12/18/2024 4:48:29 PM | 2 minute read

Data protection and training AI models: Deployers must assess whether the models they use were developed lawfully

Get in touch

Marcus Evans

Head of Information Governance, Privacy and Cybersecurity, EMEA

Rosie Nance

Senior Knowledge Lawyer

Get in touch

Marcus Evans

Head of Information Governance, Privacy and Cybersecurity, EMEA

Rosie Nance

Senior Knowledge Lawyer

The European Data Protection Board (EDPB) was asked by the Irish supervisory authority to issue an Opinion under Article 64(2) General Data Protection Regulation (GDPR) on AI models and processing personal data (the Opinion). The Opinion sets out the EDPB’s answers to the four questions the Irish supervisory authority put to it.

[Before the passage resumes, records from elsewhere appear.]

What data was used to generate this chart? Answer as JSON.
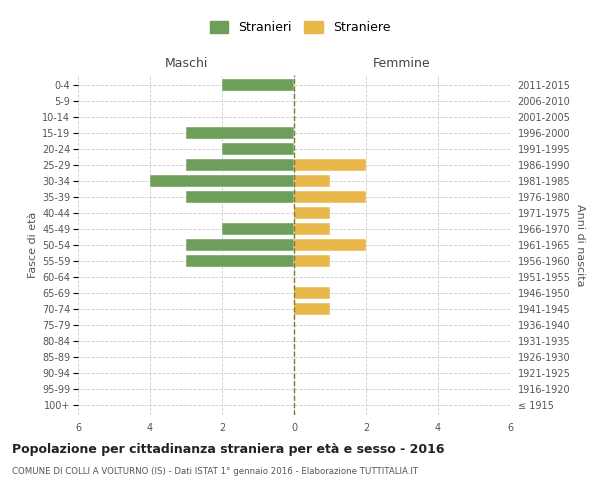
{
  "age_groups": [
    "100+",
    "95-99",
    "90-94",
    "85-89",
    "80-84",
    "75-79",
    "70-74",
    "65-69",
    "60-64",
    "55-59",
    "50-54",
    "45-49",
    "40-44",
    "35-39",
    "30-34",
    "25-29",
    "20-24",
    "15-19",
    "10-14",
    "5-9",
    "0-4"
  ],
  "birth_years": [
    "≤ 1915",
    "1916-1920",
    "1921-1925",
    "1926-1930",
    "1931-1935",
    "1936-1940",
    "1941-1945",
    "1946-1950",
    "1951-1955",
    "1956-1960",
    "1961-1965",
    "1966-1970",
    "1971-1975",
    "1976-1980",
    "1981-1985",
    "1986-1990",
    "1991-1995",
    "1996-2000",
    "2001-2005",
    "2006-2010",
    "2011-2015"
  ],
  "maschi": [
    0,
    0,
    0,
    0,
    0,
    0,
    0,
    0,
    0,
    3,
    3,
    2,
    0,
    3,
    4,
    3,
    2,
    3,
    0,
    0,
    2
  ],
  "femmine": [
    0,
    0,
    0,
    0,
    0,
    0,
    1,
    1,
    0,
    1,
    2,
    1,
    1,
    2,
    1,
    2,
    0,
    0,
    0,
    0,
    0
  ],
  "color_maschi": "#6d9e5a",
  "color_femmine": "#e8b84b",
  "title": "Popolazione per cittadinanza straniera per età e sesso - 2016",
  "subtitle": "COMUNE DI COLLI A VOLTURNO (IS) - Dati ISTAT 1° gennaio 2016 - Elaborazione TUTTITALIA.IT",
  "legend_maschi": "Stranieri",
  "legend_femmine": "Straniere",
  "label_maschi": "Maschi",
  "label_femmine": "Femmine",
  "ylabel_left": "Fasce di età",
  "ylabel_right": "Anni di nascita",
  "xlim": 6,
  "xticks": [
    -6,
    -4,
    -2,
    0,
    2,
    4,
    6
  ],
  "xtick_labels": [
    "6",
    "4",
    "2",
    "0",
    "2",
    "4",
    "6"
  ],
  "background_color": "#ffffff",
  "grid_color": "#cccccc",
  "center_line_color": "#7a7a30"
}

1. When and how AI models can be considered ‘anonymous’
The EDPB considers that AI models trained with personal data cannot, in all cases, be considered anonymous. Anonymity must be assessed on a case-by-case basis. For an AI model to be considered anonymous, both (1) the likelihood of direct (including probabilistic) extraction of personal data regarding individuals whose personal data were used to develop the model and (2) the likelihood of obtaining, intentionally or not, such personal data from queries, should be insignificant, taking into account ‘all the means reasonably likely to be used’ by the controller or another person. It does not refer to the discussion paper from the Hamburg Commissioner for Data Protection and Freedom of Information and the view that LLMs do not store personal data. The EDPB has flagged that it plans to issue guidelines on anonymisation, pseudonymisation, and data scraping in the context of generative AI.

2. and 3. Demonstrating the appropriateness of legitimate interests as a legal basis for (2) developing and (3) deploying an AI model
The Opinion highlights several considerations, including factors that will impact on the balancing test.

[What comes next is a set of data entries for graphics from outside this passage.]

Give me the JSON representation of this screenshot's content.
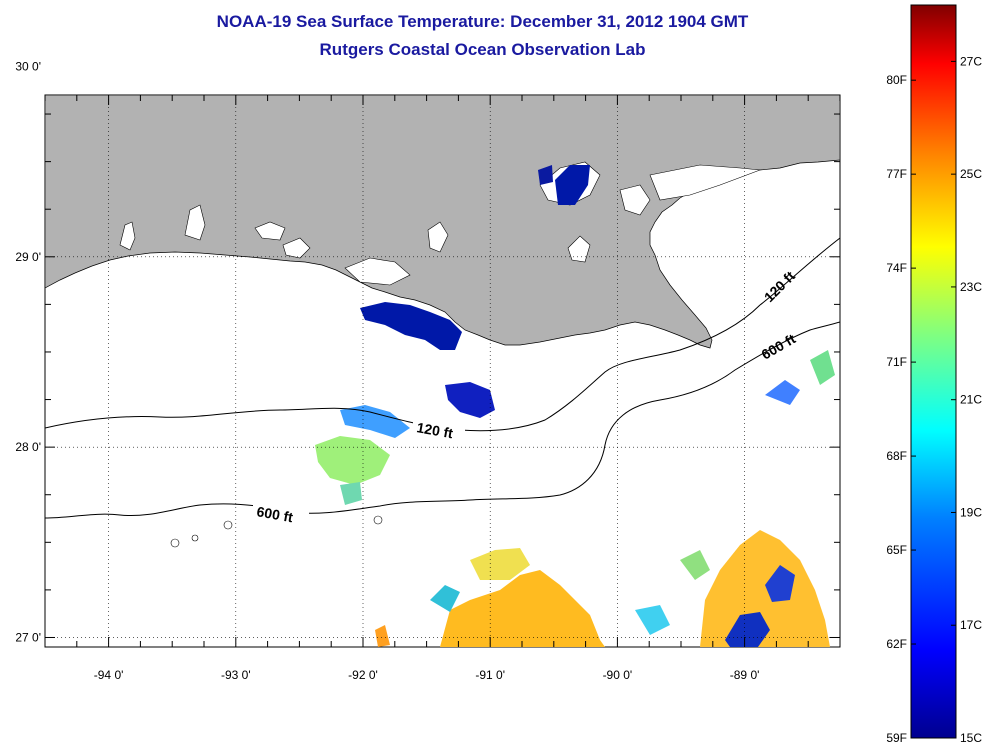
{
  "header": {
    "title": "NOAA-19 Sea Surface Temperature:  December 31, 2012 1904 GMT",
    "subtitle": "Rutgers Coastal Ocean Observation Lab"
  },
  "map": {
    "lon_range": [
      -94.5,
      -88.25
    ],
    "lat_range": [
      26.95,
      29.85
    ],
    "lat_ticks": [
      {
        "value": 30,
        "label": "30 0'"
      },
      {
        "value": 29,
        "label": "29 0'"
      },
      {
        "value": 28,
        "label": "28 0'"
      },
      {
        "value": 27,
        "label": "27 0'"
      }
    ],
    "lon_ticks": [
      {
        "value": -94,
        "label": "-94 0'"
      },
      {
        "value": -93,
        "label": "-93 0'"
      },
      {
        "value": -92,
        "label": "-92 0'"
      },
      {
        "value": -91,
        "label": "-91 0'"
      },
      {
        "value": -90,
        "label": "-90 0'"
      },
      {
        "value": -89,
        "label": "-89 0'"
      }
    ],
    "grid": true,
    "land_color": "#b2b2b2",
    "contour_labels": {
      "c120a": "120 ft",
      "c120b": "120 ft",
      "c600a": "600 ft",
      "c600b": "600 ft"
    }
  },
  "colorbar": {
    "range_c": [
      15,
      28
    ],
    "colors": [
      "#00008f",
      "#0000ff",
      "#0080ff",
      "#00ffff",
      "#80ff80",
      "#ffff00",
      "#ff8000",
      "#ff0000",
      "#800000"
    ],
    "fahrenheit_labels": [
      "59F",
      "62F",
      "65F",
      "68F",
      "71F",
      "74F",
      "77F",
      "80F"
    ],
    "celsius_labels": [
      "15C",
      "17C",
      "19C",
      "21C",
      "23C",
      "25C",
      "27C"
    ]
  }
}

4. If an AI Model has been found to have been created, updated or developed using unlawfully processed personal data, what is the impact of this, if any, on the lawfulness of the continued or subsequent processing or operation of the AI model?
The EDPB noted that where a model retained personal data, another controller deploying that model would need to carry out an appropriate assessment to ensure the AI model was not developed by unlawfully processing personal data. The assessment should take account of the risks raised in the deployment phase in terms of the level of detail, and should look at the source of the personal data and whether the processing in the development phase was subject to a finding of infringement.

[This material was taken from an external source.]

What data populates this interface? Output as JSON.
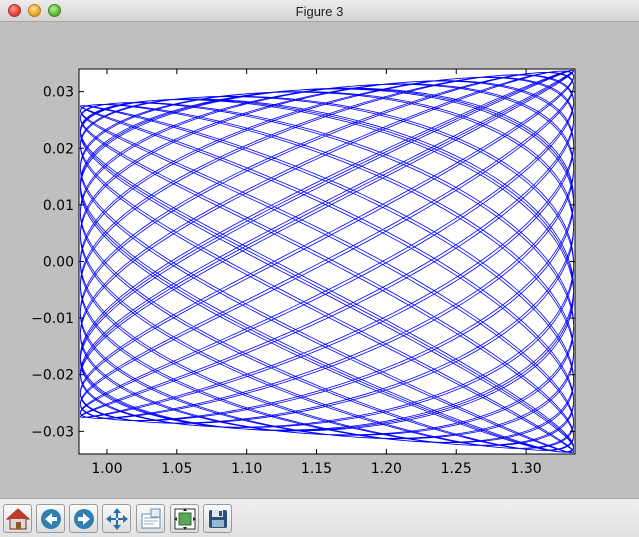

The finding on the fourth question will be important for controllers using AI models, particularly generative AI. The EDPB has highlighted that controllers deploying AI models may not be able to comply with their GDPR obligations if the model was not developed lawfully – even where the provider is a third-party supplier. Whether the deployer can use the model lawfully will be assessed on a case-by-case basis, taking account of the assessment carried out by the deployer.

Organisations need to ensure they have an AI governance programme in place and that under that programme, all AI models and AI systems are assessed appropriately before deployment. They should also make sure that the process captures everything it needs to capture – for example, new AI functionalities for existing tools. Policies should also be in place to address shadow IT, as the promise of productivity gains may tempt staff into trying tools that have not been assessed at all.

These assessments will also be important to ensure no prohibited use of AI is being made, as the AI Act’s prohibitions apply from 2 February 2025 (with fines of 7% worldwide turnover for non-compliance), and to catch any other AI Act obligations. But the GDPR obligations covered in the Opinion apply now – the EDPB is confirming the position under obligations that already are in place.